Members of the Education Institute Scotland have also taken strike action over pay.
Teachers in England and Wales are set to go on strike over pay next month following a breakdown in talks with the government.
The National Education Union (NEU), the UK’s largest teaching union, organised a ballot of 300,000 members calling for a “fully funded, above-inflation pay rise” following a decade of eroded wages.
The NEU’s joint general secretaries, Kevin Courtney and Mary Bousted, have sounded increasingly confident in recent days that its members would proceed with strike action, despite fears of low turnout.
While the results will not be known until Monday, the Sunday Times reported union sources as saying the vote had passed.
And Bousted told Times Radio she was “confident” that the ballot threshold would be reached.
She added: “But only vote that counts is that reported by the independent polling company and we’ll know that just before we make the announcement to the members tomorrow afternoon.
“So whilst looking at internal data, I feel confident that we will make thresholds we have not had that confirmed yet. But we will do that tomorrow.”
It means that teachers are expected to join the legions of other public sector workers who are walking out en masse in a dispute with the government over pay and working conditions.
Nurses will go on strike again on Wednesday and Thursday next week, as will bus drivers at Abellio and thousands of workers at the Environment Agency.
The Royal College of Nursing (RCN) has warned the government that it is prepared to increase the number of staff in picket lines if the government does not budge on its pay demands.
It comes following reports in the Observer that the health secretary, Steve Barclay, has told unions that he wants to persuade the Treasury to offer high pay rises to NHS workers.
Last week HuffPost UK reported that the NEU’s strike ballot would go “down to the wire” due to high threshold demands and a strike by Royal Mail staff delaying some postal ballots.
Under the Trade Union Act of 2016, NEU members are bound by higher turnout thresholds to push through strike action.
The union must achieve a turnout of 50% in both the teacher and support staff ballots. Some 40% of those eligible to vote must back strike action for it to go ahead.
On Friday the National Association of Schoolmasters Union of Women Teachers (NASUWT) confirmed that its own strike ballot had failed because it did not reach the 50% turnout threshold.
The union said that while nine in 10 of their members voted to strike over pay, the government’s “anti-trade union legislation has prevented members in state-funded schools and colleges from taking industrial action”.
Asked about potential strike action by teachers, transport secretary Mark Harper said any disruption would be “very regrettable”.
“Clearly, any strikes, anything disrupting children’s education would be very regrettable,” he told Sky News.

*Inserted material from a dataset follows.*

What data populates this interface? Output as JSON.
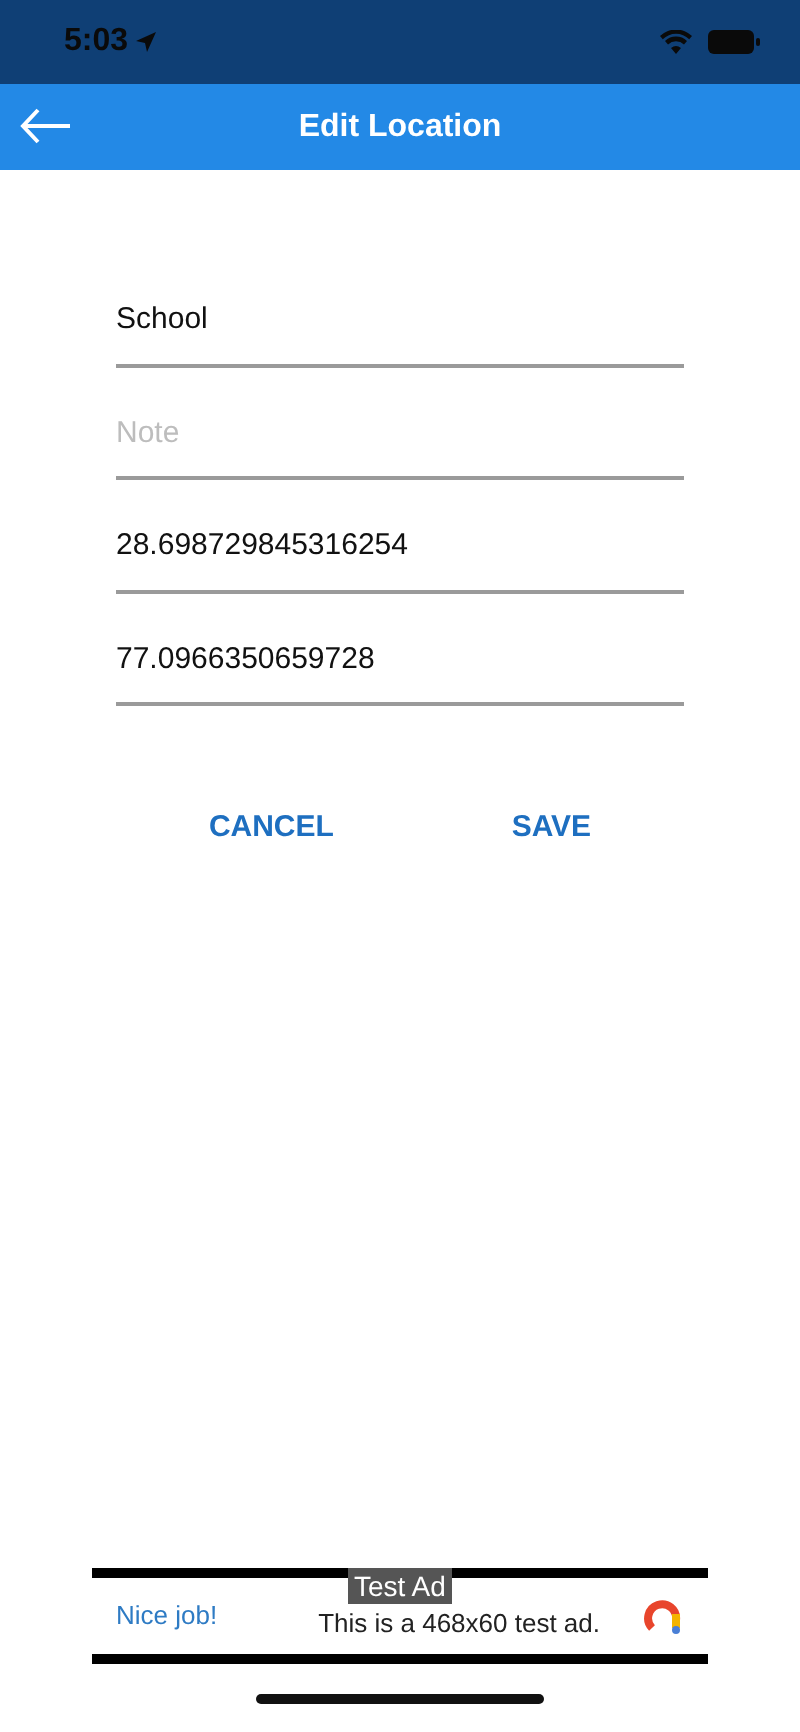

“And children obviously had their education disrupted during the Covid pandemic. The last thing we want to see is children’s education disrupted.
“That is why the education secretary and her team for example met teachers’ unions to talk about the government’s evidenced independent pay review bodies, and to listen to the concerns that teachers have got.

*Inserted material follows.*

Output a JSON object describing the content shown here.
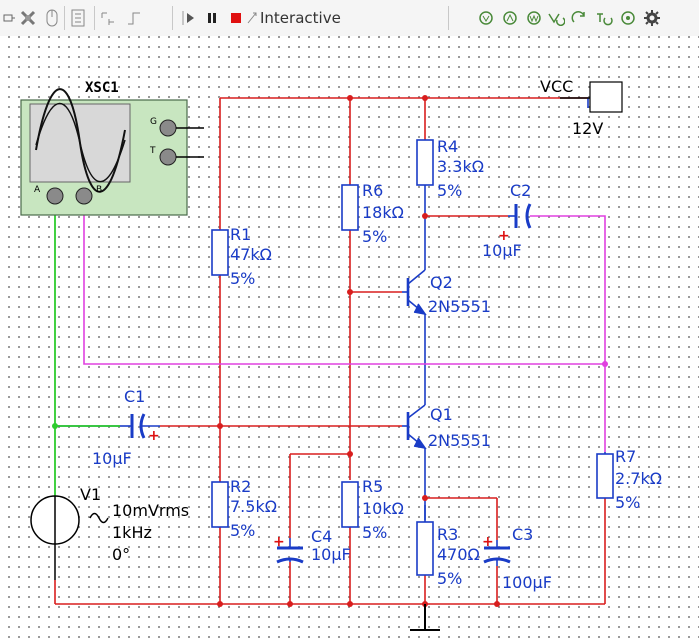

“That is what the government wants to do. It has backed the independent pay review bodies and it wants to listen to the concerns that teachers have about education.”
A Department for Education spokesperson added: “We have been clear that strike action is not responsible, and so are pleased that the majority of NASUWT members did not vote to walk out.
“After two years of disrupted education for young people, families will be relieved that these teachers did not choose to strike.
“The education secretary will have further meetings with union leaders to avoid harmful strike action.
“We have already met the unions’ request for a further £2 billion for schools both next year and the year after in the Autumn statement and awarded teachers with the highest pay award in 30 years.”